According to Robert Rosenheck, a researcher and director of VA’s
Northeast Program Evaluation Center in West Haven, Conn., a host of
factors other then combat conspire to produce homelessness in those
veterans who have seen action.
In surveys of veteran homeless, 59 percent said military service had nothing to do with their homelessness.
“The reasons veterans are homeless are mainly the reasons other people
are homeless. It’s not their combat service for most of them,”
Rosenheck concluded.
Another finding: While 40 percent of homeless veterans are Vietnam-era
veterans, it’s the post-Vietnam veterans — the first generation of
volunteer Army veterans — that are more likely to become homeless.
This group of veterans, aged 35 to 44, represent 14 percent of the
general veteran population, but a whopping 34 percent of the homeless
veteran population, according to Rosenheck.

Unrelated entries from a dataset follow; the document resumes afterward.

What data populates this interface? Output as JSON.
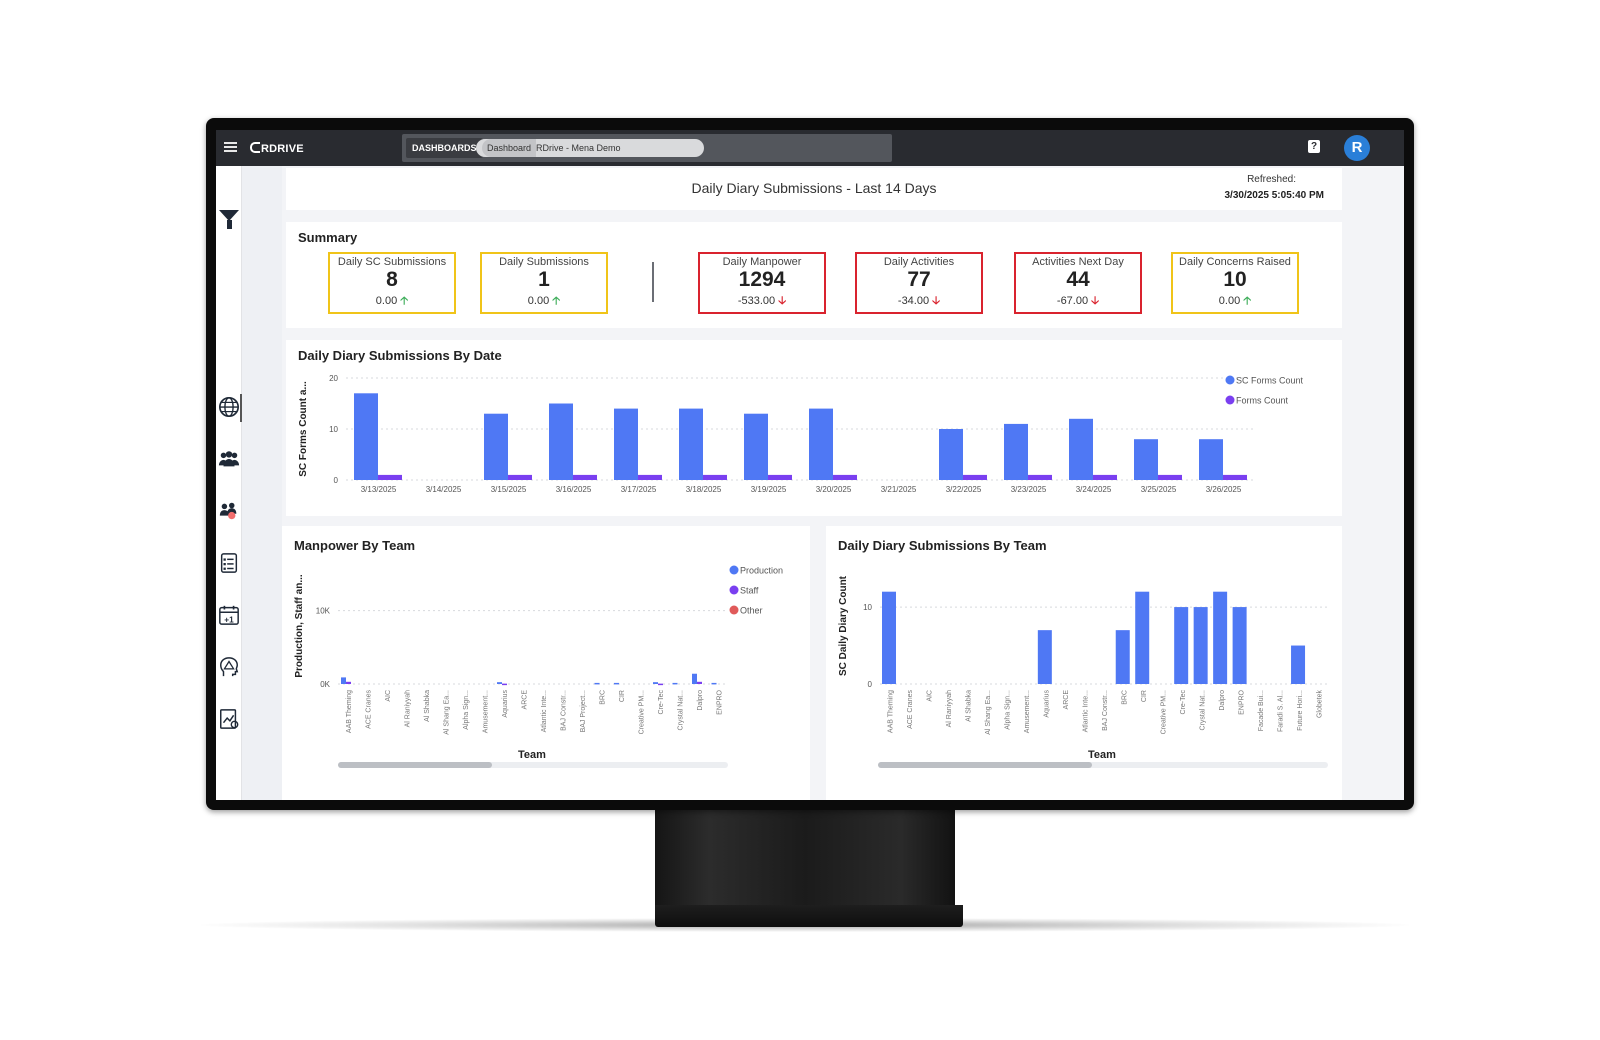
{
  "topbar": {
    "brand": "RDRIVE",
    "nav_tab": "DASHBOARDS",
    "crumb_1": "Dashboard",
    "crumb_2": "RDrive - Mena Demo",
    "help_icon": "help-icon",
    "avatar_letter": "R"
  },
  "sidebar": {
    "icons": [
      "filter-icon",
      "globe-icon",
      "team-icon",
      "team-alert-icon",
      "checklist-icon",
      "calendar-plus-icon",
      "head-alert-icon",
      "report-chart-icon"
    ]
  },
  "header": {
    "title": "Daily Diary Submissions - Last 14 Days",
    "refreshed_label": "Refreshed:",
    "refreshed_value": "3/30/2025 5:05:40 PM"
  },
  "summary": {
    "title": "Summary",
    "cards": [
      {
        "label": "Daily SC Submissions",
        "value": "8",
        "delta": "0.00",
        "trend": "up",
        "border": "#f0c419"
      },
      {
        "label": "Daily Submissions",
        "value": "1",
        "delta": "0.00",
        "trend": "up",
        "border": "#f0c419"
      },
      {
        "label": "Daily Manpower",
        "value": "1294",
        "delta": "-533.00",
        "trend": "down",
        "border": "#d9232e"
      },
      {
        "label": "Daily Activities",
        "value": "77",
        "delta": "-34.00",
        "trend": "down",
        "border": "#d9232e"
      },
      {
        "label": "Activities Next Day",
        "value": "44",
        "delta": "-67.00",
        "trend": "down",
        "border": "#d9232e"
      },
      {
        "label": "Daily Concerns Raised",
        "value": "10",
        "delta": "0.00",
        "trend": "up",
        "border": "#f0c419"
      }
    ]
  },
  "colors": {
    "blue": "#4f78f4",
    "purple": "#7a3ff0",
    "red": "#e05a5a"
  },
  "chart_data": [
    {
      "type": "bar",
      "title": "Daily Diary Submissions By Date",
      "ylabel": "SC Forms Count a...",
      "xlabel": "",
      "ylim": [
        0,
        20
      ],
      "yticks": [
        "0",
        "10",
        "20"
      ],
      "categories": [
        "3/13/2025",
        "3/14/2025",
        "3/15/2025",
        "3/16/2025",
        "3/17/2025",
        "3/18/2025",
        "3/19/2025",
        "3/20/2025",
        "3/21/2025",
        "3/22/2025",
        "3/23/2025",
        "3/24/2025",
        "3/25/2025",
        "3/26/2025"
      ],
      "series": [
        {
          "name": "SC Forms Count",
          "values": [
            17,
            0,
            13,
            15,
            14,
            14,
            13,
            14,
            0,
            10,
            11,
            12,
            8,
            8
          ]
        },
        {
          "name": "Forms Count",
          "values": [
            1,
            0,
            1,
            1,
            1,
            1,
            1,
            1,
            0,
            1,
            1,
            1,
            1,
            1
          ]
        }
      ],
      "legend": "top-right",
      "grid": true
    },
    {
      "type": "bar",
      "title": "Manpower By Team",
      "ylabel": "Production, Staff an...",
      "xlabel": "Team",
      "ylim": [
        0,
        12000
      ],
      "yticks": [
        "0K",
        "10K"
      ],
      "categories": [
        "AAB Theming",
        "ACE Cranes",
        "AIC",
        "Al Raniyyah",
        "Al Shabka",
        "Al Shang Ea...",
        "Alpha Sign...",
        "Amusement...",
        "Aquarius",
        "ARCE",
        "Atlantic Inte...",
        "BAJ Constr...",
        "BAJ Project...",
        "BRC",
        "CIR",
        "Creative PM...",
        "Cre-Tec",
        "Crystal Nat...",
        "Dalpro",
        "ENPRO"
      ],
      "series": [
        {
          "name": "Production",
          "values": [
            900,
            0,
            0,
            0,
            0,
            0,
            0,
            0,
            250,
            0,
            0,
            0,
            0,
            150,
            150,
            0,
            250,
            150,
            1400,
            150
          ]
        },
        {
          "name": "Staff",
          "values": [
            300,
            0,
            0,
            0,
            0,
            0,
            0,
            0,
            50,
            0,
            0,
            0,
            0,
            0,
            0,
            0,
            50,
            0,
            300,
            0
          ]
        },
        {
          "name": "Other",
          "values": [
            0,
            0,
            0,
            0,
            0,
            0,
            0,
            0,
            0,
            0,
            0,
            0,
            0,
            0,
            0,
            0,
            0,
            0,
            0,
            0
          ]
        }
      ],
      "legend": "top-right",
      "grid": true
    },
    {
      "type": "bar",
      "title": "Daily Diary Submissions By Team",
      "ylabel": "SC Daily Diary Count",
      "xlabel": "Team",
      "ylim": [
        0,
        13
      ],
      "yticks": [
        "0",
        "10"
      ],
      "categories": [
        "AAB Theming",
        "ACE Cranes",
        "AIC",
        "Al Raniyyah",
        "Al Shabka",
        "Al Shang Ea...",
        "Alpha Sign...",
        "Amusement...",
        "Aquarius",
        "ARCE",
        "Atlantic Inte...",
        "BAJ Constr...",
        "BRC",
        "CIR",
        "Creative PM...",
        "Cre-Tec",
        "Crystal Nat...",
        "Dalpro",
        "ENPRO",
        "Facade Bui...",
        "Faradi S. Al...",
        "Future Hori...",
        "Globetek"
      ],
      "series": [
        {
          "name": "SC Daily Diary Count",
          "values": [
            12,
            0,
            0,
            0,
            0,
            0,
            0,
            0,
            7,
            0,
            0,
            0,
            7,
            12,
            0,
            10,
            10,
            12,
            10,
            0,
            0,
            5,
            0
          ]
        }
      ],
      "grid": true
    }
  ]
}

“You are 3.2 times greater to be homeless in the post-Vietnam era if you are a veteran than if you are not,” Rosenheck said.
The reason for the disproportionate numbers, argues Rosenheck, is thus:
Because the military was not held in very high esteem after Vietnam,
the people it attracted were largely motivated to join by economic
necessity. That meant that when they left the service, they had less of
an economic cushion and therefore were more likely to fall victim to
the kind of financial downward spiral that could lead to homelessness.
As for younger veterans, Rosenheck’s data doesn’t show Iraq and Afghanistan veterans following the same path – so far.
While OIF/OEF veterans represent 4 percent of the population, they
compose just 1.3 percent of the homeless veteran population. Rosenheck
added that the last time an in-depth national survey of the homeless
population in America was taken was in 1996, and that it’s time
for an updated one.
But what might be true is that is just too early to tell. Rosenheck
said that, on average, it takes veterans 12.5 years after their
military service to end up on the streets.